Perry Ellis International announced its board of directors has authorized a special committee of independent directors to evaluate the February 6, 2018, proposal from George Feldenkreis to acquire all of the outstanding common shares of Perry Ellis not already beneficially owned by Feldenkreis.
The Special Committee is composed of Joe Arriola, Jane DeFlorio, Bruce J. Klatsky, Michael W. Rayden and J. David Scheiner. Scheiner will serve as chair of the Special Committee. The Special Committee has retained Paul, Weiss, Rifkind, Wharton & Garrison LLP and Akerman LLP as its legal counsel and PJ Solomon as its financial advisor to assist in its review.
The Special Committee is evaluating the Proposal and no decision has been made with respect to the company’s response to the Proposal. There is no assurance the Proposal will result in a definitive offer to purchase the company’s outstanding capital stock, or that any definitive agreement will be executed, or that the Proposal or any other transaction will be approved or consummated. The company will not move forward with any transaction unless it is approved by the Special Committee.
The company does not undertake any obligation to provide any updates with respect to this or any other transaction, except as required by applicable law.

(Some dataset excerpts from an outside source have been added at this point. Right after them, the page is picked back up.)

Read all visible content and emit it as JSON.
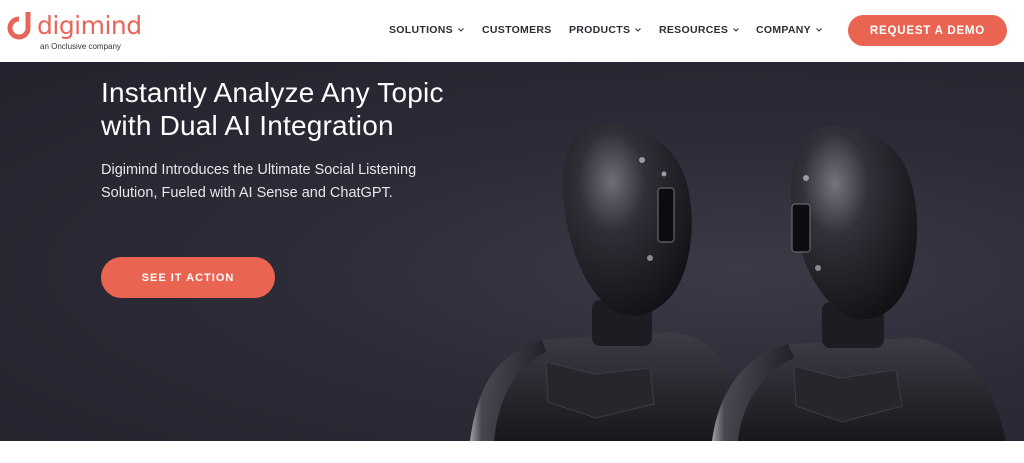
{
  "header": {
    "logo": {
      "wordmark": "digimind",
      "tagline": "an Onclusive company"
    },
    "nav": [
      {
        "label": "SOLUTIONS",
        "dropdown": true
      },
      {
        "label": "CUSTOMERS",
        "dropdown": false
      },
      {
        "label": "PRODUCTS",
        "dropdown": true
      },
      {
        "label": "RESOURCES",
        "dropdown": true
      },
      {
        "label": "COMPANY",
        "dropdown": true
      }
    ],
    "cta_label": "REQUEST A DEMO"
  },
  "hero": {
    "title_line1": "Instantly Analyze Any Topic",
    "title_line2": "with Dual AI Integration",
    "subtitle": "Digimind Introduces the Ultimate Social Listening Solution, Fueled with AI Sense and ChatGPT.",
    "button_label": "SEE IT ACTION"
  },
  "colors": {
    "accent": "#ea6452",
    "hero_bg": "#2c2b37",
    "nav_text": "#2b2d33"
  },
  "icons": {
    "nav_dropdown": "chevron-down-icon",
    "logo": "digimind-logo-mark"
  }
}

The company, through its wholly owned subsidiaries, owns a portfolio of nationally and internationally recognized brands, including: Perry Ellis, An Original Penguin by Munsingwear, Laundry by Shelli Segal, Rafaella, Cubavera, Ben Hogan, Savane, Grand Slam, John Henry, Manhattan, Axist, Jantzen and Farah. The company enhances its roster of brands by licensing trademarks from third parties, including: Nike and Jag for swimwear, and Callaway, PGA TOUR, Jack Nicklaus for golf apparel and Guy Harvey for performance fishing and resort wear.